Team assembled, we quickly named our project: THE SEARCH FOR THE GREATER GAU. As fledging food bloggers, we observed our surroundings to judge the full experience of the Kong and its general Gau’s chicken.
(But first, the bathroom. It is calm, quiet, and the gentle Lysol massages your senses into catharsis. It is a pentagon– a very strong choice. As a unisex bathroom, it unfortunately lacks the convenient urinal and fortunately lacks passive aggressive sharpie graffiti.)
The water came out early and judging from the ice, condensation on the outside of the glass, and the way my teeth hurt while drinking it, the water was cold. Check plus! Knowing the importance of hydration on a crazy Friday night we downed our complimentary waters. Noticing our desperation for hydration, our waiter left a pitcher at our table, showing conscientiousness to our plight. The ice, not quite toothsome, was none the less chewable.
The ambiance is familiar: a painted relief of a Chinese mystic flying on a dragon, her hand formed in a Buddhist symbol, or more likely (judging from the tasteful Steve Miller Band playing in the background) the symbol for “rock on”.

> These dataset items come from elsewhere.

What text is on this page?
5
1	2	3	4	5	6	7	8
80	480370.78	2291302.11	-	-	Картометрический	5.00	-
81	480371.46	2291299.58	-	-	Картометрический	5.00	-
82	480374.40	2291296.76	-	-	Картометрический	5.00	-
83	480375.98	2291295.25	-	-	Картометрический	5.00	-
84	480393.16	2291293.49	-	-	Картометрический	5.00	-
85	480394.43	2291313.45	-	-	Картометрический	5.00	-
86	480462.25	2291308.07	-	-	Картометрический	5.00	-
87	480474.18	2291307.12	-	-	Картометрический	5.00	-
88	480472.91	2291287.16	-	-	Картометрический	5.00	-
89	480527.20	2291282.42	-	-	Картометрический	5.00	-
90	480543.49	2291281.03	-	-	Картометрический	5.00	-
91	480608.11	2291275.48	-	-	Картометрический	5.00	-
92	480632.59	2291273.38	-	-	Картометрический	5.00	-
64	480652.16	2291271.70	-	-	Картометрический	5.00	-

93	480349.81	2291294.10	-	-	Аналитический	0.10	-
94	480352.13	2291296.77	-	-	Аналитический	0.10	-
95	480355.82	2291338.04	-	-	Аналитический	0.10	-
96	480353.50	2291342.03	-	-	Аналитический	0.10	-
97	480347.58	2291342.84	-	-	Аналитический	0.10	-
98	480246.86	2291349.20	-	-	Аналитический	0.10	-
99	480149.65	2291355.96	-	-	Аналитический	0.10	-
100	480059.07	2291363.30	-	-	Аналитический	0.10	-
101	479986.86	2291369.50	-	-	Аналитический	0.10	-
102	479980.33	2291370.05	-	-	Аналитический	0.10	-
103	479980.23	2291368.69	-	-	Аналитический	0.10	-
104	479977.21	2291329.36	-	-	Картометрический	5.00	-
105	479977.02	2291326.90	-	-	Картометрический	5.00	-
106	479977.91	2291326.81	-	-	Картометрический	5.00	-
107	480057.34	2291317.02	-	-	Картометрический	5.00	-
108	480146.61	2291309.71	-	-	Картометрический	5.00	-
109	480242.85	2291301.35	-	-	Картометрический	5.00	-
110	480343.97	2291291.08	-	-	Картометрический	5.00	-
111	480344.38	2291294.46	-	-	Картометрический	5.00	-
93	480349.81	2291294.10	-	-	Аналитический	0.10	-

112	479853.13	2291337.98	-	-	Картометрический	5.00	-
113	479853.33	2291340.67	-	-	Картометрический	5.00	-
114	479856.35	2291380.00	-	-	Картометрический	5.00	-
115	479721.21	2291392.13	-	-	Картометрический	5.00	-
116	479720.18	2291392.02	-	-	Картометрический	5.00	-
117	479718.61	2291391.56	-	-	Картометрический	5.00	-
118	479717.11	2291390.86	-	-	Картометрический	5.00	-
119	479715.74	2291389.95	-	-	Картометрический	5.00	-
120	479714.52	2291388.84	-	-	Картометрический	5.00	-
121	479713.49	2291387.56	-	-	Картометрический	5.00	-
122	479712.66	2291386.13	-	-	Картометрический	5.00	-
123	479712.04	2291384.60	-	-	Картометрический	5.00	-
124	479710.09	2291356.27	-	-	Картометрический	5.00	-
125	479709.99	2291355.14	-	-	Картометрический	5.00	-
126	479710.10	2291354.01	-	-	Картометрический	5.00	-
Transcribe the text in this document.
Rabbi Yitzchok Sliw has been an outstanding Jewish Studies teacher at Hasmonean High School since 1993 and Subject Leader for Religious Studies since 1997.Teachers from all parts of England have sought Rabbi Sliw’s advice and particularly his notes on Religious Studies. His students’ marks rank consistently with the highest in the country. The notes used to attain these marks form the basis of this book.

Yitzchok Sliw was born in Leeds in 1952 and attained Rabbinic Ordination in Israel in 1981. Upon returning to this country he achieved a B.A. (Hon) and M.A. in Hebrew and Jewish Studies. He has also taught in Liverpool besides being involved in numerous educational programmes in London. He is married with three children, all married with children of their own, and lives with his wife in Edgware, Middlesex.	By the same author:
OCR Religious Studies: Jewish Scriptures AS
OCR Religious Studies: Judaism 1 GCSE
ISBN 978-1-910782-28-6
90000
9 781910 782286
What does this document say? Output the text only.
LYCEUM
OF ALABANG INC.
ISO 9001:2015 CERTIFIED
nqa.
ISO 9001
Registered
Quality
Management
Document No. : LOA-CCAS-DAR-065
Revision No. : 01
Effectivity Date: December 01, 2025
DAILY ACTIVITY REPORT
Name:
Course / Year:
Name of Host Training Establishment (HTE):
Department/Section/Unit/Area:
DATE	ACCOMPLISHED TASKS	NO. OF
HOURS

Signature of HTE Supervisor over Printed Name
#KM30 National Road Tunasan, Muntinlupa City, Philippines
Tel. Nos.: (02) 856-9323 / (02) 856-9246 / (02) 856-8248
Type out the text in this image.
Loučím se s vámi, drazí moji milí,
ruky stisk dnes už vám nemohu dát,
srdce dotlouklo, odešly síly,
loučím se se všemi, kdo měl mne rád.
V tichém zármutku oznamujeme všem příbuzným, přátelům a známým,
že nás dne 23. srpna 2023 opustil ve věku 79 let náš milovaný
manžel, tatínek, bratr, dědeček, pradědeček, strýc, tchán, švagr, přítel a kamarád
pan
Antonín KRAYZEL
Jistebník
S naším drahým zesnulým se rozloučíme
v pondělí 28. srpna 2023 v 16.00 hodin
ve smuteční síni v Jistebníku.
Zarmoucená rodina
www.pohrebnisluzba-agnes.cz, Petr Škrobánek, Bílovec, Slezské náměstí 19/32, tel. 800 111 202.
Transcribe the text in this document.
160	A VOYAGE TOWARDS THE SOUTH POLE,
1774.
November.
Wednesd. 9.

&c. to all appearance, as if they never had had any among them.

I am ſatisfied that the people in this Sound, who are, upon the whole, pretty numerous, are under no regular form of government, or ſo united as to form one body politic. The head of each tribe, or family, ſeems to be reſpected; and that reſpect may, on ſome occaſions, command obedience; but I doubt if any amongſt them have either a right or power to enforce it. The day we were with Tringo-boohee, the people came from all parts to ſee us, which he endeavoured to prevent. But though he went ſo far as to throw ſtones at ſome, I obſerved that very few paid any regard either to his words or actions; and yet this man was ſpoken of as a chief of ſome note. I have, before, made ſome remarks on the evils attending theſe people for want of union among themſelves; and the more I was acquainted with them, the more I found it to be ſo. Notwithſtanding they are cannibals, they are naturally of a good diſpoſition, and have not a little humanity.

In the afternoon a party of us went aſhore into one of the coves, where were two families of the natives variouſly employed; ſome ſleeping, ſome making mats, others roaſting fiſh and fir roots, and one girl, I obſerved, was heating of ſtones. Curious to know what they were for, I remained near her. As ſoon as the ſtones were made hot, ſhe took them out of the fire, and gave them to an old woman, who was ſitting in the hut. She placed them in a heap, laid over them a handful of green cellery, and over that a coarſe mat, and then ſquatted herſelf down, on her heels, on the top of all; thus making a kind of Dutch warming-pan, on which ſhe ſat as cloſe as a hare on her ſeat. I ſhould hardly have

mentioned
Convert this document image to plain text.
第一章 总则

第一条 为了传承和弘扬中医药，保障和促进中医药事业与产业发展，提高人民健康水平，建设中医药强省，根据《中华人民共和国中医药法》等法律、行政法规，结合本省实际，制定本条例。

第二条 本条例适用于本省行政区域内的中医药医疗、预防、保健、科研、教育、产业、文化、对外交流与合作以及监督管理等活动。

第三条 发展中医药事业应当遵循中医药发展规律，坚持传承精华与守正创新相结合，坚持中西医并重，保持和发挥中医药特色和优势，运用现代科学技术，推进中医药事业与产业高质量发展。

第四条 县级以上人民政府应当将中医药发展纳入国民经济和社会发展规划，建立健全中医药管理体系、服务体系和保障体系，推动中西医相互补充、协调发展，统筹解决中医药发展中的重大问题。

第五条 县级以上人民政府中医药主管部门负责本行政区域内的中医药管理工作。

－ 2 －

About five minutes after we placed our fateful order, the General ambushed.
Marmalade heaps of deep-fried chicken floated onto our table. The feeling of seeing an old crush fluttered into our respective hearts. Bite-sized pieces glazed in a sweet-and-sour chili orange sauce, sprinkled with creamy white sesame seeds, and broccoli (because we are dignified, thank you very much). Each man mercilessly stabbed a piece and flung it into his gaping mouth. As the chicken came near, the characteristic sweet-and-sour smell wafted into our noses and ticked our sinuses. We put it in our mouth. It was sexy. I fully embraced the hot, sticky chicken, delighting as my teeth cut easily through the sweet, succulent meat. As the tangy orange sauce dribbled down the corner of my mouth, the sour vinegar gave way to the sweet of the sauce, and finally the savory of the chicken. I swallowed, and kept the mouth party going with a subsequent mouthful. I looked up from my mouth meditating, and saw Tim, slumped over his chair in bliss, and Greg, staring comatose into the ceiling. How could so much satisfaction come at the low price of $10.95?
Once we went into beast mode, it didn’t take long to finish the plate. There was a significant amount of the sauce left-over, which went well with the non-sticky, long-grain rice that came with the Gernal Gau’s combination plate.
The check was delivered soon after and we all received fortune cookies of the Lucky Panda brand. To our delight, the fortune cookies were delivered uncracked, unopened, and most definitely containing fortunes. Cracking the two, golden-yellowish sides in half, we put them in our mouths in such a way to avoid ingesting the paper. The cookies themselves –mildly sweet but otherwise flavorless — fragmented like chips in our mouths as we bit down on them. To our surprise, the papers had words, and to our amazement, the papers told us our fortunes. Realizing the terrible nature of predetermination, we busted the heck ‘outta there, but only after leaving a generous 20% tip.